Taylor, 34, was among three men serving prison time for the 1991 rape and murder of a 14-year-old suburban Chicago girl whose convictions were vacated Thursday after DNA evidence linked another man to the crime.

Five were convicted in total; prosecutors said they planned to vacate the convictions of the two others who’ve already served prison sentences.

The men were convicted as teenagers in the rape and murder of Cateresa Matthews of Dixmoor, which is about 20 miles south of Chicago.

She disappeared after leaving her grandmother’s house in November 1991 and her body was found weeks later near a highway with a gunshot wound to the mouth.

The murder went unsolved for about a year. Then in 1992, the teens were arrested. Two signed confessions and agreed to testify against the others for shorter prison sentences, even though attorneys said there were inconsistencies in their testimony and DNA evidence taken from the girl did not match any of the five teens.

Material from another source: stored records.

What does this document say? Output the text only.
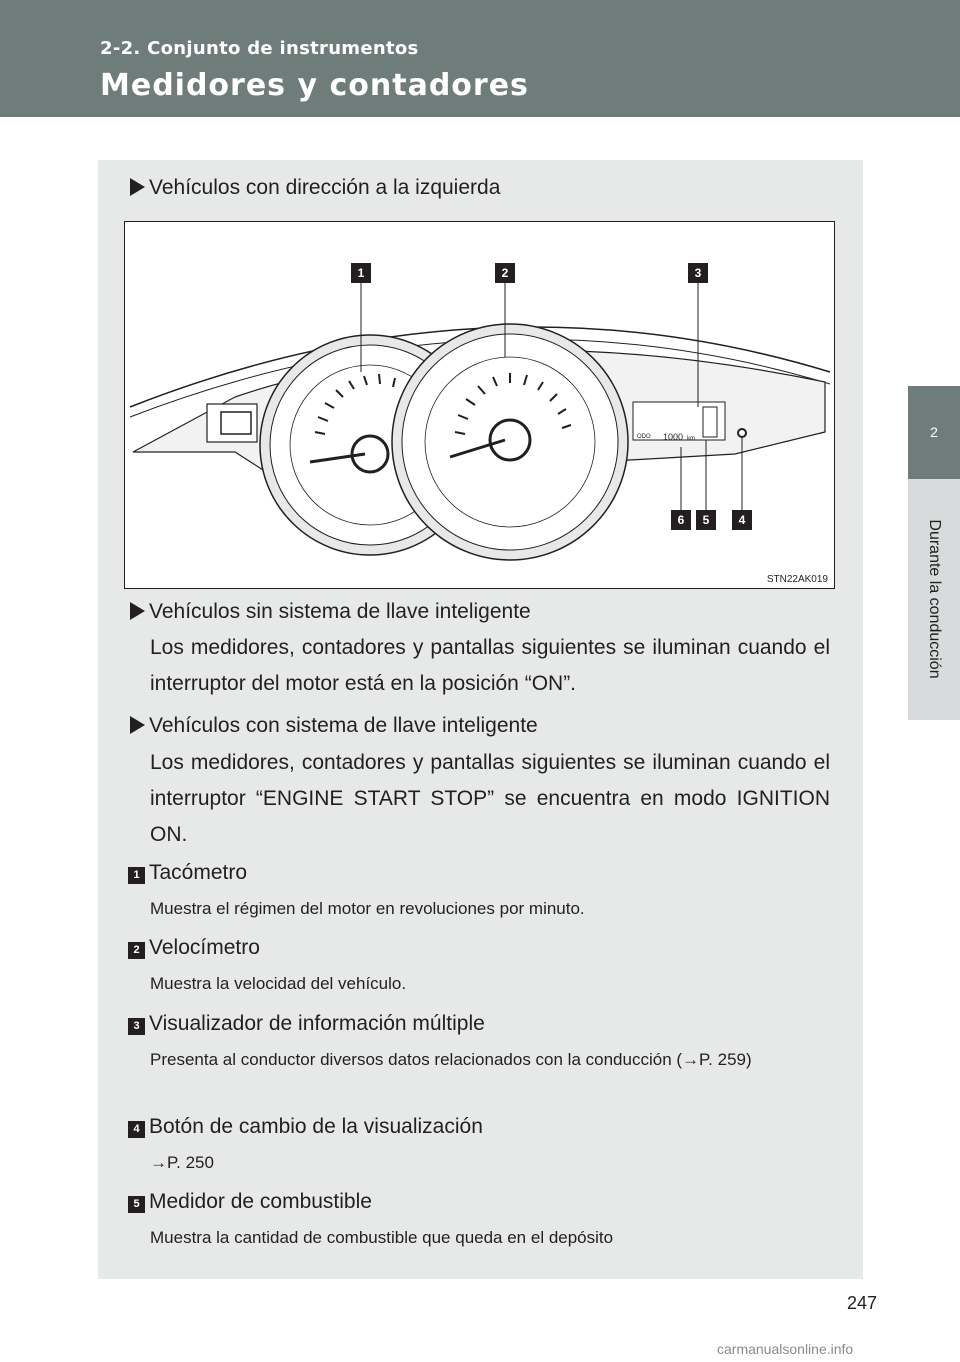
2-2. Conjunto de instrumentos
Medidores y contadores
2
Durante la conducción
Vehículos con dirección a la izquierda
ODO 1000 km
1	2	3
4
5
6
STN22AK019
Vehículos sin sistema de llave inteligente
Los medidores, contadores y pantallas siguientes se iluminan cuando el interruptor del motor está en la posición “ON”.
Vehículos con sistema de llave inteligente
Los medidores, contadores y pantallas siguientes se iluminan cuando el interruptor “ENGINE START STOP” se encuentra en modo IGNITION ON.
1 Tacómetro
Muestra el régimen del motor en revoluciones por minuto.
2 Velocímetro
Muestra la velocidad del vehículo.
3 Visualizador de información múltiple
Presenta al conductor diversos datos relacionados con la conducción (→P. 259)
4 Botón de cambio de la visualización
→P. 250
5 Medidor de combustible
Muestra la cantidad de combustible que queda en el depósito
247
carmanualsonline.info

Prosecutors reopened the case this year after new DNA testing linked a convicted rapist to the crime. He has not been charged in Matthew’s killing, but remains under investigation and is serving prison time in Cook County for a drug offense, authorities said.

Those in the courtroom Thursday were stunned.

“It’s truly unexplainable,” said Taylor’s attorney Josh Tepfer, who works for Northwestern University School of Law’s Center on Wrongful Convictions of Youth. “It’s one of the most tragic injustices in this state’s history. It’s five kids who were wrongfully convicted ... while a true perpetrator went on and lived a criminal lifestyle.”

The prosecutors’ move came after years of legal battles for the three men — Taylor, Jonathan Barr, 34, and James Harden, 36.

“He’s lost his childhood. You can’t put a price on that,” said Craig Cooley, a staff attorney with the New York-based Innocence Project, who represented Barr. “He’s angry at what happened, but he’s forgiven and is moving on.”